Париж, «Сельский концерт».

В относительно тихой нише кипящего луврского вестибюля – книжный киоск; полки и пёстрый развал на продолговатых столиках. Из разноцветной толчеи корешков и наслоений обложек намётанный глаз почти на ходу выщипывал: Youri Guermantov, Origine de la Renaissance, ага, уже подпечатан второй тираж, а эти что же, раскупаются хуже? Или совсем не раскупаются? В том же порядке стояли на полке, что и в прошлый приезд: Le siècle de verre, Les preuves de la vie…

Да, относительная тишина в книжной нише: задумчиво листают и, словно нехотя, покупают брошюры-буклеты, пудовые альбомы репродукций.

А вообще-то луврский ажиотаж – под пирамидой и вовсе подобие городской площади – как в модном торгово-развлекательном центре в дни распродаж престижного товара; ажиотаж – распродаж?

Неслучайная рифма.

Главным, если не единственным, объектом массовых вожделений была ведь известно кто. Муравейник под пирамидой, знал, оказывается, свою цель – из-под пирамиды едва ли не все нестройными рядами направлялись к Джоконде, как к общему для всех алтарю – белые, чёрные, жёлтые, – впрочем, китайцы-японцы явно преобладали. Подчиняясь общему ажиотажу, сбиваясь в уравнивавшую всех нервно-подвижную предалтарную толчею, каждый из посетителей музея, однако, при этом желал максимально приблизиться к улыбчивому чуду, как если бы чудо, сотворённое Леонардо, именно ему улыбалось…

А сам-то великий Леонардо? Поблизости ведь висел его «Иоанн Креститель», никому, похоже, не нужный.

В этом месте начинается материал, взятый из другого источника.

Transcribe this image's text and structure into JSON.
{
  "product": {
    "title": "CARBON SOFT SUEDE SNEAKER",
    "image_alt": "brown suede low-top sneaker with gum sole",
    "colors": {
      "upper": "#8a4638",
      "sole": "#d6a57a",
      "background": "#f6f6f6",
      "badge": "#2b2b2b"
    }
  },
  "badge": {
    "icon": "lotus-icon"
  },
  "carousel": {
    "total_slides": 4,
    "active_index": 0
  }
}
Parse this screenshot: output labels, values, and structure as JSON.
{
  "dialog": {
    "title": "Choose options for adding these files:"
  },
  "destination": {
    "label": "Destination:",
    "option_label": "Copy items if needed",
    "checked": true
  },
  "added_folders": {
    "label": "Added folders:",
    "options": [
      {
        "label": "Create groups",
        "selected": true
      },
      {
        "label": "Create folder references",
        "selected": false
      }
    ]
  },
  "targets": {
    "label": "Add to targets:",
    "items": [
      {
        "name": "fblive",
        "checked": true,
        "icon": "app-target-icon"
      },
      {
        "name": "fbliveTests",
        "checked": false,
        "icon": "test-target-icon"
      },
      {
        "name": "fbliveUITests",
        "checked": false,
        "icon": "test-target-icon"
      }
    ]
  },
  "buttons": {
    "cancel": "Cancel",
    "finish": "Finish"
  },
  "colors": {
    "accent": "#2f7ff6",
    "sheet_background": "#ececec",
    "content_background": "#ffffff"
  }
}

Интересно была устроена экспозиция!

Большущий зал с желтоватой, отдельно стоящей, не доходящей до потолка мраморной стенкой по центру зала, стенкой, разделяющей зал пополам.

На одной стороне стенки, разумеется, лицевой – Джоконда, как объект всемирного вожделения, а на другой стороне стенки, изнаночной…

Да! Перед Джокондой бесновалось самоё вожделение: нетерпеливые колыхания людской массы – потная разгорячённость лиц, шуршание магниевых вспышек, отчаянные выпрыгивания из толчеи вверх, выше голов, самых низкорослых, но прыгуче-настырных с поднятыми над головами в вытянутых руках со сползшими вниз манжетами фотокамерами или мобильными телефонами, умеющими фотографировать.

Шабаш приобщения-присвоения – самим себе доказывали, что были, видели, доказывали ажиотажным личным участием в фотографировании того, что давным-давно оттиснуто в многомиллионном репродуцировании?

Германтов, зайдя за стенку, разделявшую зал надвое, как бы завернул, воспользовавшись искривлённостью пространства, в другой мир; какое-то время наблюдал, как за края стенки, влево-вправо, выбрызгивались фигурки неудачников, лишённых сколько-нибудь удобных зрительских позиций в возбуждённой толпе.

А вот здесь, за стенкой, попадал он в изнаночное разреженное пространство – оно сделалось для Германтова ещё и персональным пространством: в сердцевине Лувра он практически в одиночестве мог подолгу наслаждаться «Сельским концертом», пусть и был он Тициану приписан; ну да, никого не было в этом своеобразном, приватном по сути антимузее, даже на имя Тициана, когда Джоконда так близко, никто из луврских посетителей не желал клевать. Редкостное везение: Германтов одиноко окунался в живописную пастораль после столпотворения.

Ну а если ненароком оглядывался, то, как помните, видел полотно Веронезе – видел огромнейший, во всю торцевую стену, «Брак в Кане» с несколькими, не утратившими всё же после общения с Джокондой способности удивляться фигурками перед ним; удивлялись, наверное, рекордным габаритам многолюдной и многокрасочной картины; её, что называется, никак нельзя было не заметить.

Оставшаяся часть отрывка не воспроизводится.